Отложив в сторону письма Тени, Локи потянулся до хруста в костях. Стояла глубокая ночь, фелаг спал, факелы догорали. Локи впотьмах схватил стопку писем, перевязанную лиловой ленточкой. Их было много, но описывали они одно значимое событие и почти одинаковыми словами. «Доченька, дорогая, поздравляю тебя с рождением первенца. Да пребудет с ним удача его великого отца», — так писал отец Фригг, которого Локи никогда в жизни не видел. «Огненные демоны сердечно поздравляют правящую чету Асгарда с рождением первенца», — гласило второе письмо, написанное рукой Синмары — только огненные демоны писали руны с таким количеством завитушек. «Шлю вам привет и пожелания счастливой жизни. Мы так долго ждали появления наследника», — строчил какой-то незнакомый ас. И все было бы понятно, если бы не одно «но» — письма были написаны за несколько столетий до рождения Тора…
Первая безумная мысль, посетившая Локи, гласила, что Беркана таки дочь не просто Одина, а еще и Фригг. Но эта мысль главенствовала всего несколько мгновений — потом Локи понял, что в письмах четко говорится о наследнике мужского пола.

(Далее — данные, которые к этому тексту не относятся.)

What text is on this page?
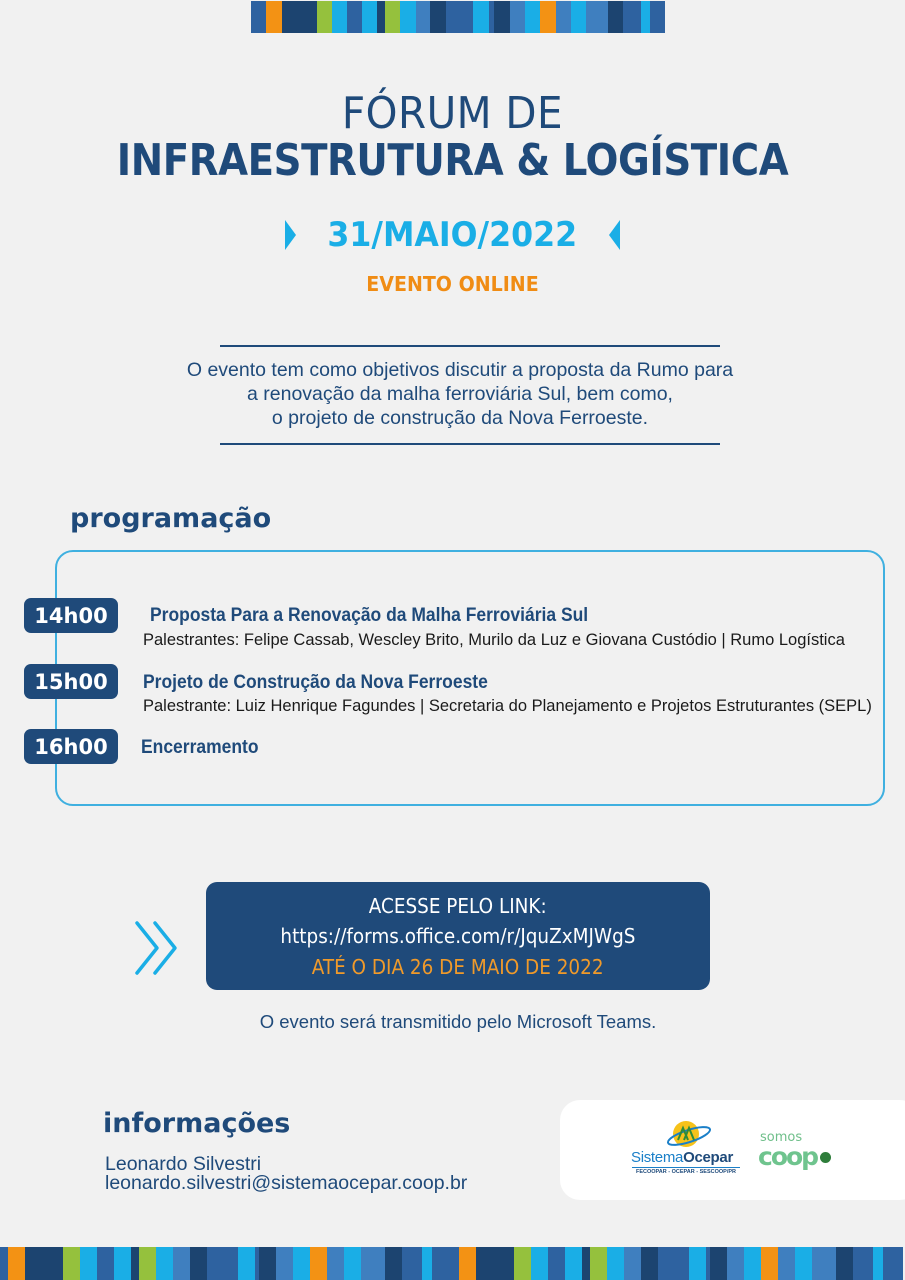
FÓRUM DE
INFRAESTRUTURA & LOGÍSTICA
31/MAIO/2022
EVENTO ONLINE
O evento tem como objetivos discutir a proposta da Rumo para
a renovação da malha ferroviária Sul, bem como,
o projeto de construção da Nova Ferroeste.
programação
14h00	Proposta Para a Renovação da Malha Ferroviária Sul
Palestrantes: Felipe Cassab, Wescley Brito, Murilo da Luz e Giovana Custódio | Rumo Logística
15h00	Projeto de Construção da Nova Ferroeste
Palestrante: Luiz Henrique Fagundes | Secretaria do Planejamento e Projetos Estruturantes (SEPL)
16h00	Encerramento
ACESSE PELO LINK:
https://forms.office.com/r/JquZxMJWgS
ATÉ O DIA 26 DE MAIO DE 2022
O evento será transmitido pelo Microsoft Teams.
informações
Leonardo Silvestri
leonardo.silvestri@sistemaocepar.coop.br
SistemaOcepar
FECOOPAR - OCEPAR - SESCOOP/PR
somos
coop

Царевич уже было бросился к двери, в надежде немедленно узнать подробности, но вспомнил, что на дворе глубокая ночь, а родители, в отличие от поселенцев, привыкли по ночам спать.
В полной растерянности, весь на нервах, Локи расхаживал вокруг стола, будучи не в силах мыслить здраво. Что случилось с ребёнком? Где он? Почему о нем никогда не говорили? Перед внутренним взором плясали страшные картины, почему-то с Хагалалом в главной роли. Должно быть, он умертвил этого ребенка, за это его и сослали, а Беркана ему помогала!
Однако эти фантазии были не более, чем бредом воспалённого воображения — Беркана в ту пору едва ли могла ходить, не то что убивать кого-то. Локи резко остановился и заставил себя сесть на скамью. До рассвета он не сможет сделать ничего лучше, кроме как успокоиться и закончить чтение. Царевич мягко положил ладони на стол. Успокоиться и продолжить чтение. Правая рука сама потянулась за очередным листом.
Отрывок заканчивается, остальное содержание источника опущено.